Bireyleri ötekileştirmek nefret suçudur. Tıpkı diğer her türlü ötekileştirme türünde olduğu gibi, cinsel yönelimlerinden dolayı, üstelik böyle bir biyolojik nedensellikle, bireylere nefret duygusu beslemek ve yaşamsal özgürlüklerini kısıtlamak suçtur. Homofobi, yaşam biçimimizi şekillendiren bizi benzeşebildiğimiz zaman mutlu kılan bu sistemin yarattığı bir olgudur. Doğal içgüdülerimizde olmayan, öğrenilen bir nefret duygusudur. Onu siz yarattınız, siz yok edebilirsiniz. Özgürlüğü yanlış, yapay maddeden oluşmuş şeylere vermek yerine, sevgiye, doğanın doğurduğu güdülere vererek... Nefreti yok edebilir, özgürlüğün anlamını kavrayabilirsiniz. Bir düzen yaratmak için ihtiyacınız olan ahlak anlayışı yaşamsal özgürlükleri kısıtlamak değildir. Böyle düzen değil, tutsak zihinli bir düzensizlik sağlanır. Bunu artık görmelisiniz.

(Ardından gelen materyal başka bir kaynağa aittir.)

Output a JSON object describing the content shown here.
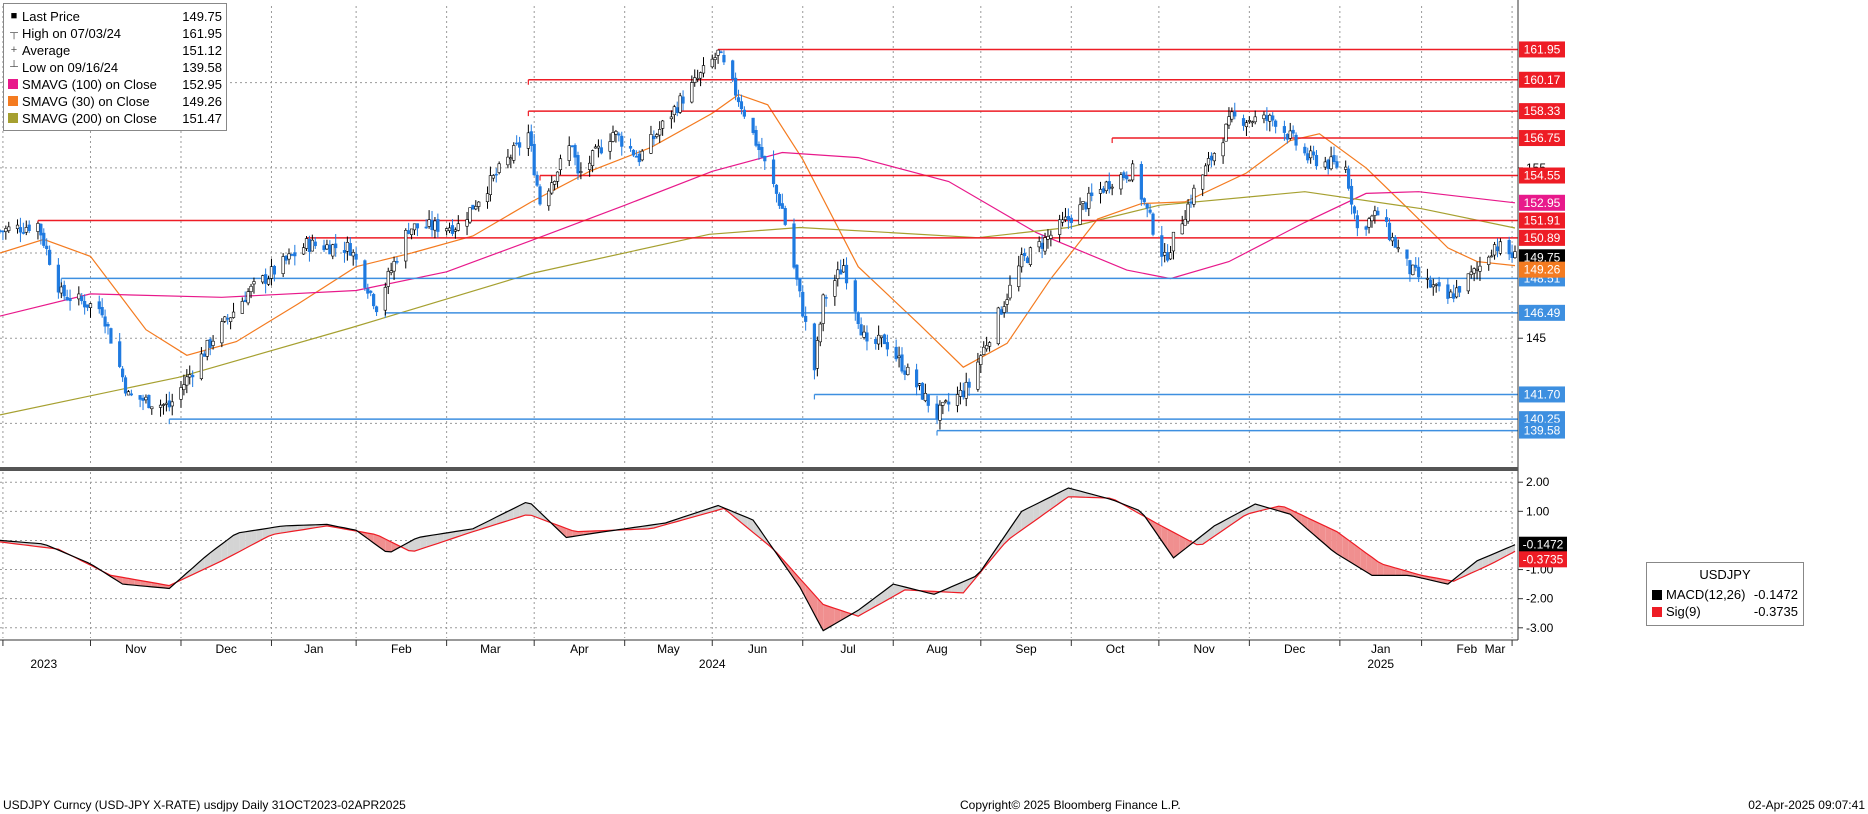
{
  "chart_data": [
    {
      "type": "candlestick",
      "instrument": "USDJPY",
      "x_range": [
        "2023-10-31",
        "2025-04-02"
      ],
      "ylim": [
        137.5,
        164.5
      ],
      "y_ticks": [
        145,
        155
      ],
      "grid": true,
      "legend_position": "top-left",
      "x_month_labels": [
        "Nov",
        "Dec",
        "Jan",
        "Feb",
        "Mar",
        "Apr",
        "May",
        "Jun",
        "Jul",
        "Aug",
        "Sep",
        "Oct",
        "Nov",
        "Dec",
        "Jan",
        "Feb",
        "Mar"
      ],
      "x_year_labels": [
        "2023",
        "2024",
        "2025"
      ],
      "legend": [
        {
          "label": "Last Price",
          "value": "149.75",
          "color": "#000000",
          "glyph": "square"
        },
        {
          "label": "High on 07/03/24",
          "value": "161.95",
          "color": "#555555",
          "glyph": "high"
        },
        {
          "label": "Average",
          "value": "151.12",
          "color": "#555555",
          "glyph": "avg"
        },
        {
          "label": "Low on 09/16/24",
          "value": "139.58",
          "color": "#555555",
          "glyph": "low"
        },
        {
          "label": "SMAVG (100)  on Close",
          "value": "152.95",
          "color": "#e8198b",
          "glyph": "square"
        },
        {
          "label": "SMAVG (30)  on Close",
          "value": "149.26",
          "color": "#f47b20",
          "glyph": "square"
        },
        {
          "label": "SMAVG (200)  on Close",
          "value": "151.47",
          "color": "#a6a030",
          "glyph": "square"
        }
      ],
      "price_path": [
        [
          "2023-10-31",
          151.3
        ],
        [
          "2023-11-13",
          151.7
        ],
        [
          "2023-11-21",
          147.6
        ],
        [
          "2023-12-05",
          146.7
        ],
        [
          "2023-12-14",
          141.6
        ],
        [
          "2023-12-28",
          141.0
        ],
        [
          "2024-01-12",
          145.0
        ],
        [
          "2024-01-24",
          147.7
        ],
        [
          "2024-02-13",
          150.5
        ],
        [
          "2024-02-28",
          150.3
        ],
        [
          "2024-03-08",
          146.9
        ],
        [
          "2024-03-19",
          151.5
        ],
        [
          "2024-04-05",
          151.6
        ],
        [
          "2024-04-18",
          154.6
        ],
        [
          "2024-04-29",
          157.0
        ],
        [
          "2024-05-03",
          153.0
        ],
        [
          "2024-05-14",
          156.5
        ],
        [
          "2024-05-16",
          154.5
        ],
        [
          "2024-05-28",
          157.1
        ],
        [
          "2024-06-06",
          155.6
        ],
        [
          "2024-06-20",
          158.9
        ],
        [
          "2024-07-03",
          161.7
        ],
        [
          "2024-07-11",
          158.7
        ],
        [
          "2024-07-25",
          152.6
        ],
        [
          "2024-08-05",
          143.2
        ],
        [
          "2024-08-08",
          147.2
        ],
        [
          "2024-08-15",
          149.3
        ],
        [
          "2024-08-23",
          144.4
        ],
        [
          "2024-08-29",
          144.9
        ],
        [
          "2024-09-16",
          140.5
        ],
        [
          "2024-09-27",
          142.2
        ],
        [
          "2024-09-30",
          143.6
        ],
        [
          "2024-10-15",
          149.5
        ],
        [
          "2024-10-31",
          152.0
        ],
        [
          "2024-11-15",
          154.3
        ],
        [
          "2024-11-22",
          154.8
        ],
        [
          "2024-12-03",
          149.6
        ],
        [
          "2024-12-13",
          153.6
        ],
        [
          "2024-12-26",
          157.9
        ],
        [
          "2025-01-10",
          157.8
        ],
        [
          "2025-01-21",
          155.6
        ],
        [
          "2025-02-03",
          155.0
        ],
        [
          "2025-02-07",
          151.4
        ],
        [
          "2025-02-14",
          152.3
        ],
        [
          "2025-02-25",
          149.0
        ],
        [
          "2025-03-10",
          147.3
        ],
        [
          "2025-03-20",
          149.0
        ],
        [
          "2025-03-26",
          150.5
        ],
        [
          "2025-04-02",
          149.75
        ]
      ],
      "sma": [
        {
          "name": "SMAVG (30)",
          "color": "#f47b20",
          "points": [
            [
              "2023-10-31",
              150.0
            ],
            [
              "2023-11-15",
              150.8
            ],
            [
              "2023-12-01",
              149.8
            ],
            [
              "2023-12-20",
              145.5
            ],
            [
              "2024-01-03",
              144.0
            ],
            [
              "2024-01-20",
              144.8
            ],
            [
              "2024-02-10",
              147.0
            ],
            [
              "2024-03-01",
              149.2
            ],
            [
              "2024-03-20",
              150.0
            ],
            [
              "2024-04-10",
              151.0
            ],
            [
              "2024-04-30",
              153.0
            ],
            [
              "2024-05-20",
              154.8
            ],
            [
              "2024-06-10",
              156.2
            ],
            [
              "2024-07-01",
              158.2
            ],
            [
              "2024-07-10",
              159.3
            ],
            [
              "2024-07-20",
              158.7
            ],
            [
              "2024-08-01",
              155.5
            ],
            [
              "2024-08-20",
              149.2
            ],
            [
              "2024-09-10",
              145.8
            ],
            [
              "2024-09-25",
              143.3
            ],
            [
              "2024-10-10",
              144.7
            ],
            [
              "2024-10-25",
              148.5
            ],
            [
              "2024-11-10",
              152.0
            ],
            [
              "2024-11-25",
              152.9
            ],
            [
              "2024-12-10",
              153.0
            ],
            [
              "2024-12-31",
              154.7
            ],
            [
              "2025-01-15",
              156.6
            ],
            [
              "2025-01-25",
              157.0
            ],
            [
              "2025-02-10",
              155.0
            ],
            [
              "2025-02-25",
              152.5
            ],
            [
              "2025-03-10",
              150.3
            ],
            [
              "2025-03-20",
              149.5
            ],
            [
              "2025-04-02",
              149.26
            ]
          ]
        },
        {
          "name": "SMAVG (100)",
          "color": "#e8198b",
          "points": [
            [
              "2023-10-31",
              146.3
            ],
            [
              "2023-12-01",
              147.6
            ],
            [
              "2024-01-15",
              147.4
            ],
            [
              "2024-03-01",
              147.8
            ],
            [
              "2024-04-01",
              148.9
            ],
            [
              "2024-05-01",
              150.8
            ],
            [
              "2024-06-01",
              152.8
            ],
            [
              "2024-07-01",
              154.8
            ],
            [
              "2024-07-25",
              155.9
            ],
            [
              "2024-08-20",
              155.6
            ],
            [
              "2024-09-20",
              154.2
            ],
            [
              "2024-10-20",
              151.2
            ],
            [
              "2024-11-20",
              149.0
            ],
            [
              "2024-12-05",
              148.5
            ],
            [
              "2024-12-25",
              149.5
            ],
            [
              "2025-01-20",
              151.8
            ],
            [
              "2025-02-10",
              153.5
            ],
            [
              "2025-02-28",
              153.6
            ],
            [
              "2025-04-02",
              152.95
            ]
          ]
        },
        {
          "name": "SMAVG (200)",
          "color": "#a6a030",
          "points": [
            [
              "2023-10-31",
              140.5
            ],
            [
              "2023-12-31",
              142.7
            ],
            [
              "2024-02-28",
              145.6
            ],
            [
              "2024-04-30",
              148.8
            ],
            [
              "2024-06-30",
              151.1
            ],
            [
              "2024-07-31",
              151.5
            ],
            [
              "2024-08-31",
              151.2
            ],
            [
              "2024-09-30",
              150.9
            ],
            [
              "2024-10-31",
              151.5
            ],
            [
              "2024-12-01",
              152.8
            ],
            [
              "2025-01-20",
              153.6
            ],
            [
              "2025-03-01",
              152.6
            ],
            [
              "2025-04-02",
              151.47
            ]
          ]
        }
      ],
      "resistance_lines": [
        {
          "label": "161.95",
          "value": 161.95,
          "start": "2024-07-03",
          "color": "#ee1c25"
        },
        {
          "label": "160.17",
          "value": 160.17,
          "start": "2024-04-29",
          "color": "#ee1c25"
        },
        {
          "label": "158.33",
          "value": 158.33,
          "start": "2024-04-29",
          "color": "#ee1c25"
        },
        {
          "label": "156.75",
          "value": 156.75,
          "start": "2024-11-15",
          "color": "#ee1c25"
        },
        {
          "label": "154.55",
          "value": 154.55,
          "start": "2024-05-03",
          "color": "#ee1c25"
        },
        {
          "label": "151.91",
          "value": 151.91,
          "start": "2023-11-13",
          "color": "#ee1c25"
        },
        {
          "label": "150.89",
          "value": 150.89,
          "start": "2024-02-13",
          "color": "#ee1c25"
        }
      ],
      "support_lines": [
        {
          "label": "148.51",
          "value": 148.51,
          "start": "2023-11-21",
          "color": "#3d8fe0"
        },
        {
          "label": "146.49",
          "value": 146.49,
          "start": "2024-03-11",
          "color": "#3d8fe0"
        },
        {
          "label": "141.70",
          "value": 141.7,
          "start": "2024-08-05",
          "color": "#3d8fe0"
        },
        {
          "label": "140.25",
          "value": 140.25,
          "start": "2023-12-28",
          "color": "#3d8fe0"
        },
        {
          "label": "139.58",
          "value": 139.58,
          "start": "2024-09-16",
          "color": "#3d8fe0"
        }
      ],
      "current_labels": [
        {
          "label": "152.95",
          "value": 152.95,
          "color": "#e8198b"
        },
        {
          "label": "149.75",
          "value": 149.75,
          "color": "#000000"
        },
        {
          "label": "149.26",
          "value": 149.26,
          "color": "#f47b20"
        }
      ]
    },
    {
      "type": "line",
      "title": "USDJPY",
      "ylim": [
        -3.35,
        2.35
      ],
      "y_ticks": [
        "2.00",
        "1.00",
        "-1.00",
        "-2.00",
        "-3.00"
      ],
      "legend": [
        {
          "label": "MACD(12,26)",
          "value": "-0.1472",
          "color": "#000000"
        },
        {
          "label": "Sig(9)",
          "value": "-0.3735",
          "color": "#ee1c25"
        }
      ],
      "current_labels": [
        {
          "label": "-0.1472",
          "value": -0.1472,
          "color": "#000000"
        },
        {
          "label": "-0.3735",
          "value": -0.3735,
          "color": "#ee1c25"
        }
      ],
      "series": [
        {
          "name": "MACD(12,26)",
          "color": "#000000",
          "points": [
            [
              "2023-10-31",
              0.0
            ],
            [
              "2023-11-15",
              -0.12
            ],
            [
              "2023-12-01",
              -0.8
            ],
            [
              "2023-12-12",
              -1.5
            ],
            [
              "2023-12-28",
              -1.65
            ],
            [
              "2024-01-10",
              -0.5
            ],
            [
              "2024-01-20",
              0.25
            ],
            [
              "2024-02-05",
              0.5
            ],
            [
              "2024-02-20",
              0.55
            ],
            [
              "2024-03-01",
              0.35
            ],
            [
              "2024-03-12",
              -0.45
            ],
            [
              "2024-03-22",
              0.1
            ],
            [
              "2024-04-10",
              0.4
            ],
            [
              "2024-04-29",
              1.35
            ],
            [
              "2024-05-12",
              0.1
            ],
            [
              "2024-05-25",
              0.3
            ],
            [
              "2024-06-15",
              0.6
            ],
            [
              "2024-07-03",
              1.2
            ],
            [
              "2024-07-15",
              0.7
            ],
            [
              "2024-07-31",
              -1.6
            ],
            [
              "2024-08-08",
              -3.1
            ],
            [
              "2024-08-20",
              -2.4
            ],
            [
              "2024-09-01",
              -1.5
            ],
            [
              "2024-09-15",
              -1.85
            ],
            [
              "2024-09-30",
              -1.2
            ],
            [
              "2024-10-15",
              1.0
            ],
            [
              "2024-10-31",
              1.8
            ],
            [
              "2024-11-15",
              1.4
            ],
            [
              "2024-11-25",
              1.0
            ],
            [
              "2024-12-06",
              -0.6
            ],
            [
              "2024-12-20",
              0.5
            ],
            [
              "2025-01-03",
              1.25
            ],
            [
              "2025-01-15",
              0.9
            ],
            [
              "2025-01-30",
              -0.4
            ],
            [
              "2025-02-12",
              -1.2
            ],
            [
              "2025-02-25",
              -1.2
            ],
            [
              "2025-03-10",
              -1.5
            ],
            [
              "2025-03-20",
              -0.7
            ],
            [
              "2025-04-02",
              -0.1472
            ]
          ]
        },
        {
          "name": "Sig(9)",
          "color": "#ee1c25",
          "points": [
            [
              "2023-10-31",
              -0.05
            ],
            [
              "2023-11-20",
              -0.3
            ],
            [
              "2023-12-08",
              -1.2
            ],
            [
              "2023-12-28",
              -1.55
            ],
            [
              "2024-01-15",
              -0.7
            ],
            [
              "2024-02-01",
              0.2
            ],
            [
              "2024-02-20",
              0.5
            ],
            [
              "2024-03-08",
              0.2
            ],
            [
              "2024-03-20",
              -0.4
            ],
            [
              "2024-04-10",
              0.3
            ],
            [
              "2024-04-29",
              0.9
            ],
            [
              "2024-05-15",
              0.3
            ],
            [
              "2024-06-10",
              0.4
            ],
            [
              "2024-07-05",
              1.1
            ],
            [
              "2024-07-22",
              -0.3
            ],
            [
              "2024-08-08",
              -2.2
            ],
            [
              "2024-08-20",
              -2.6
            ],
            [
              "2024-09-05",
              -1.7
            ],
            [
              "2024-09-25",
              -1.8
            ],
            [
              "2024-10-10",
              0.0
            ],
            [
              "2024-10-31",
              1.5
            ],
            [
              "2024-11-15",
              1.45
            ],
            [
              "2024-11-30",
              0.6
            ],
            [
              "2024-12-15",
              -0.2
            ],
            [
              "2024-12-31",
              0.9
            ],
            [
              "2025-01-12",
              1.2
            ],
            [
              "2025-01-31",
              0.3
            ],
            [
              "2025-02-15",
              -0.8
            ],
            [
              "2025-03-01",
              -1.2
            ],
            [
              "2025-03-12",
              -1.4
            ],
            [
              "2025-03-25",
              -0.8
            ],
            [
              "2025-04-02",
              -0.3735
            ]
          ]
        }
      ]
    }
  ],
  "footer": {
    "left": "USDJPY Curncy (USD-JPY X-RATE) usdjpy  Daily 31OCT2023-02APR2025",
    "center": "Copyright© 2025 Bloomberg Finance L.P.",
    "right": "02-Apr-2025 09:07:41"
  }
}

Ne tür bir meşguliyetsizlik insanların neyi, kimi sevmeyi, onunla nasıl yaşamayı seçtiğini düşünüp bundan irite olacak kadar aklınızı yormaya sebep oluyor, şaşırıyorum. Garipseyip yadırgamanız gereken elimizden alınan hürlüğün bizi getirdiği bu noktadır. Üzerine düşünmeniz gereken uğruna emeğimizi tükettiğimiz bu sistemin bize giydirdiği rahatsız edici, hastalıklı kalıplardır. Mutlu olmak için onayına bağımlı kılındığımız bu kalıpları kırmak bir ütopya değildir. Aksine, bu kalıpları kırmak, doğal olanı, renkleri selamlamaktır.
Birilerinin özgürlüğünün başka birilerinin tutsaklığına sebep olduğu bir ortamda nefes almaktayız. Özgürlüğün sahiplerinin olduğu, onun güçlünün elinde olduğu bir ortamda. Gücün bireye değil maddeye ait olduğu bir ortamda.
Oysa gerçek özgürlük bireyin elinde olan özgürlüktür. Ve böylesi bir özgürlük, yasalardan önce zihinlerde sağlanır, öğrenmelisiniz.